Emphasis on Fruits & Veggies

  • Half your plate should consist of fruits and vegetables. Vary your options for a colorful plate!
  • Mix vegetables into dishes. Try spinach with pasta or peppers in tacos.
  • Use fresh, frozen, and canned fruits and vegetables. They all offer the same great nutrients. Just be sure to watch the sodium on canned vegetables and look for fruits packed in water or 100% juice (not syrup).
  • Pack your child’s lunch bag with fruits and veggies: sliced apples, a banana, or carrot sticks are all healthy options.
  • Keep a bowl of whole fruit readily available as a visible reminder.

Healthy Snacks

  • For a handy snack, keep cut-up fruits and vegetables like carrots, peppers, or orange slices in the refrigerator.
  • Teach children the difference between snacks that require permission, such as cookies or other sweets, and snacks that kids can take freely, such as fruits and veggies.
  • Make water a staple of snack time. Try adding a slice of lemon, lime, or a splash of 100% juice to your water for a little flavor.

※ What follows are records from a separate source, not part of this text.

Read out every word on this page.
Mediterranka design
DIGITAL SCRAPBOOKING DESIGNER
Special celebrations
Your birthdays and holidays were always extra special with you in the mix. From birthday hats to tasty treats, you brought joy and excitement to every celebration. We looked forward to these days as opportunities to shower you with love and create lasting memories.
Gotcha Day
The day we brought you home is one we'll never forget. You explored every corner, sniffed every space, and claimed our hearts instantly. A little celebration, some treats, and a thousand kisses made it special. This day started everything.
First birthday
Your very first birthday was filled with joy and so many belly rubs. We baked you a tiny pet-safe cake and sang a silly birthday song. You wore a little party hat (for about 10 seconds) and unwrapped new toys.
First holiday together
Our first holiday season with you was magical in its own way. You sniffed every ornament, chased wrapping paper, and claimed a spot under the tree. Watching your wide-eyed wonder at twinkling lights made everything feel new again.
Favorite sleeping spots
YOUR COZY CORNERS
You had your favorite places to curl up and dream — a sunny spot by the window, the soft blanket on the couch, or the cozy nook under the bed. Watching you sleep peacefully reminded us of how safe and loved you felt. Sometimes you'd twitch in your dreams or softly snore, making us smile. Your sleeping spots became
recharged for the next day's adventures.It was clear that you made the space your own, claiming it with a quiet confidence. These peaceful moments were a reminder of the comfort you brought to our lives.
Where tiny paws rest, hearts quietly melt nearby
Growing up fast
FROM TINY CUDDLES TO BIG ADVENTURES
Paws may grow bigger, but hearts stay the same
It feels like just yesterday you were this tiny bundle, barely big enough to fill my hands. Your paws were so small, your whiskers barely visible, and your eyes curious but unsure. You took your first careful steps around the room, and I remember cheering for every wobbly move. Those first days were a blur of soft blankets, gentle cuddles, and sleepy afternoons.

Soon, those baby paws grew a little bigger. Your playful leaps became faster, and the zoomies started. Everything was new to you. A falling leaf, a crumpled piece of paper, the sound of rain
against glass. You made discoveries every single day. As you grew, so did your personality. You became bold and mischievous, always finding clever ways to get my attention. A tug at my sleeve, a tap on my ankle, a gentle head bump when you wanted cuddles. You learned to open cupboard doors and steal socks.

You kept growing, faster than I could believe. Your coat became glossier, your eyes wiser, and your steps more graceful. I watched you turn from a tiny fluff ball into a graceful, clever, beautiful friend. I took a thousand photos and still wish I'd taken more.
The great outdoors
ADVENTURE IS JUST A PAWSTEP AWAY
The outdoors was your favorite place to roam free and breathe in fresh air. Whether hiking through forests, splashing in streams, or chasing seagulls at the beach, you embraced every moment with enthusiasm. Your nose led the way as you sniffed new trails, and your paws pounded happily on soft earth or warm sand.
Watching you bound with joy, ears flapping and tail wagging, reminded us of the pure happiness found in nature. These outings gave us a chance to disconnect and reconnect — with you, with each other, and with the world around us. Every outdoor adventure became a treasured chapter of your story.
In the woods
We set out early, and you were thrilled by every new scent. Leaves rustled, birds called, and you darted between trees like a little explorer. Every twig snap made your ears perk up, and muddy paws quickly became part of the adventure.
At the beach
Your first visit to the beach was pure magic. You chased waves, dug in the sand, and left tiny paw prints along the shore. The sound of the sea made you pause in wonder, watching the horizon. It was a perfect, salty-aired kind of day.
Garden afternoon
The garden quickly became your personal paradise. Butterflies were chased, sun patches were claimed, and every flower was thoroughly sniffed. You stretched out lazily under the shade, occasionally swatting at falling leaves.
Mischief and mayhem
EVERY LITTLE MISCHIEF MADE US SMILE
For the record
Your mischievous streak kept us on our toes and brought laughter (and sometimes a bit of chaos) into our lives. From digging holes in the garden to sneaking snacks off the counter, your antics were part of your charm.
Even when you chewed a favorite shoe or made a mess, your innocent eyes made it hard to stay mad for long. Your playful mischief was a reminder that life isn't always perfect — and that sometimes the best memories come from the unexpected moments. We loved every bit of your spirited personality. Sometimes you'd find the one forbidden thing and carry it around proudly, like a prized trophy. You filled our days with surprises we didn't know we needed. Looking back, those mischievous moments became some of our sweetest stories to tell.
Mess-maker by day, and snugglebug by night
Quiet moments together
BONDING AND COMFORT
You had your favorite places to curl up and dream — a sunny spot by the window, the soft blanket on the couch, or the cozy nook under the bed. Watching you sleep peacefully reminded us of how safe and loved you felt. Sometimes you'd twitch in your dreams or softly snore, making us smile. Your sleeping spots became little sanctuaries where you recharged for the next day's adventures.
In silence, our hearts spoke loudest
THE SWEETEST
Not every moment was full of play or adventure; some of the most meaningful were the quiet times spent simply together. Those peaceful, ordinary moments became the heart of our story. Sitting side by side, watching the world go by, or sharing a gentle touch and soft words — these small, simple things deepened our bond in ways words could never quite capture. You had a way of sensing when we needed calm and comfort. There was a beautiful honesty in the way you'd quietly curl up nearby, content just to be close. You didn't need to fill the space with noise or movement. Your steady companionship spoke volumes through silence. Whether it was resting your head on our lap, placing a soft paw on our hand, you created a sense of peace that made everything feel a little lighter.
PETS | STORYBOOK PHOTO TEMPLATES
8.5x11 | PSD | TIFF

Substitutes to Reduce Fat, Salt and Sugar

  • Opt for low or non-fat dairy products—like milk, yogurt, and cheeses.
  • Choose baked or grilled food instead of fried. Implement this at home, too.
  • Make water and low-fat the go-to drinks instead of soda or sweetened beverages.
  • Serve fruits as everyday desserts—like baked apples and pears or a fruit salad.
  • Read labels on packaged ingredients to find foods lower in sodium.
  • Skip adding salt when cooking, instead use herbs and spices to add flavor.

Controlling Portion Size

  • Use smaller plates to control portion sizes.
  • Don’t clean your plate or bowl if you’re full, instead save leftovers for tomorrow’s lunch.
  • Portion sizes depend on the age, gender, and activity level of the individual.

Healthy Eating in School

  • Bring healthy snacks into your child’s classroom for birthday parties, instead of providing sugary treats.
  • Encourage local schools to ban or limit junk food and soda for students and replace these with healthy options. Schools across the nation are making their lunch rooms healthier places, check out the Chefs Move to Schools initiative—where chefs work with local schools to add flavorful, healthy meals to menus.